The Honda rider also feels the Portugal sprint may not be replicated in the next rounds because every rider was dialled into the circuit following two days of testing at the track earlier this month.

“I mean, about the sprint race, when they propose the sprint race it’s for that [for it to be a more attacking race],” Marquez said.

“It’s not necessary to have the first sprint race to realise that everyone will attack, like when we have a red flag in the long race.

“But especially in this circuit, we need to wait more for the other circuits. Here, we have a very similar pace to everybody because of the test, [we’ve all done] many laps in this circuit, everybody is in the perfect way.

“So, let’s see. But we are taking a lot of risk during all the weekend, because the last 15 minutes of FP2 is a qualy, then another qualy, then the sprint race, then tomorrow the long race.

“So, we will see. Of course, today I was a bit calm.

Jorge Martin, Pramac Racing, Francesco Bagnaia, Ducati Team, Marc Marquez, Repsol Honda Team

Jorge Martin, Pramac Racing, Francesco Bagnaia, Ducati Team, Marc Marquez, Repsol Honda Team

Photo by: Gold and Goose / Motorsport Images

“At the start I was aggressive, but then calm because my position was better than what I expected and main target was top five.

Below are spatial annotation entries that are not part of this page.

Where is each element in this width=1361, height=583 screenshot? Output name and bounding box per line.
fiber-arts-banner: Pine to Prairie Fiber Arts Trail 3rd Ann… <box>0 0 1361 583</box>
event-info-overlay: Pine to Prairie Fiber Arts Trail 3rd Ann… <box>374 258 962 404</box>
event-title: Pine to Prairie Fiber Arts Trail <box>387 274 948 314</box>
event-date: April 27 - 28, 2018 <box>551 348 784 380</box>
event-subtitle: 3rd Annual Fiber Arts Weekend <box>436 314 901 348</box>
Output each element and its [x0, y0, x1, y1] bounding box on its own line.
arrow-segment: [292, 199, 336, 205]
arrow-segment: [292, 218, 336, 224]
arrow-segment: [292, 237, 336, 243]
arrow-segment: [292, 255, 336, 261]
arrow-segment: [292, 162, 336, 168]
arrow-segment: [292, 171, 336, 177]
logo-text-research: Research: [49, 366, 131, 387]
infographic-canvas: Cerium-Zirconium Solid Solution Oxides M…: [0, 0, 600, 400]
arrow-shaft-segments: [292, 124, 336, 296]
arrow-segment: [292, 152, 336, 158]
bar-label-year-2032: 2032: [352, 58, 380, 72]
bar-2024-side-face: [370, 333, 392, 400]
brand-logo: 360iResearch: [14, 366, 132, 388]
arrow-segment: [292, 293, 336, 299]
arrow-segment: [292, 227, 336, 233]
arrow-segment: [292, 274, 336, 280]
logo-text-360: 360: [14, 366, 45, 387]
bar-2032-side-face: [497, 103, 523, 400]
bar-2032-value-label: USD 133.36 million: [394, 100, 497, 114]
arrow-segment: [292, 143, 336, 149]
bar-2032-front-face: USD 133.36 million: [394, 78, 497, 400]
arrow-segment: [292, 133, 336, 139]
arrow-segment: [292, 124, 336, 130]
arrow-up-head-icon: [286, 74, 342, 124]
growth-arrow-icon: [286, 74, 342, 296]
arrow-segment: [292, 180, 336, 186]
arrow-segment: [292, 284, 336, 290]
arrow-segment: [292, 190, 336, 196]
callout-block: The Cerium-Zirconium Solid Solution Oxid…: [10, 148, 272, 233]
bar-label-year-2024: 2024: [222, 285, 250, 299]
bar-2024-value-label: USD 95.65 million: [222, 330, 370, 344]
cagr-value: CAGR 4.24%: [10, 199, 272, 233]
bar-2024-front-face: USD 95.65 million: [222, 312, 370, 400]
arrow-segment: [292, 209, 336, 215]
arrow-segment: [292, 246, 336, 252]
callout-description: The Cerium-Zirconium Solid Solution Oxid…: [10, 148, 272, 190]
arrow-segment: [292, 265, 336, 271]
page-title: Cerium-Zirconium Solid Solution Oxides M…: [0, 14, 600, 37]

“Step-by-step I started to lose and I was aggressive again, but it was more or less the same risk I take in a normal race.”

Sprint winner Bagnaia says the criticism of the aggression levels seen in the sprint are at odds with complaints made last year about the difficulties of overtaking on modern MotoGP bikes, and feels riders don’t need to attack the Saturday contest too hard given only 12 points are on offer instead of 25.

“Last year it was [said] it was impossible to overtake because of the aerodynamics, for many reasons,” Bagnaia stated.

“And now it’s a ‘jungle’ with the same aerodynamics. I was not behind, so I don’t know what happened.

“For sure to make an overtake now, you have to take some risks, you have to be aggressive.

“It’s like this and you have to be prepared. For sure the race on Saturday you have to approach in a smooth way, because if you win you get 12 points, but it's not the 25 of Sunday.

“So, I think you can manage to just be constant and try to be in the front. If you have to make an overtake you have to be a bit aggressive, but it’s like this.”

Second-placed Jorge Martin believes the aggression in the sprint was purely because “everyone was a bit nervous”, and that “race by race it will be more relaxed”.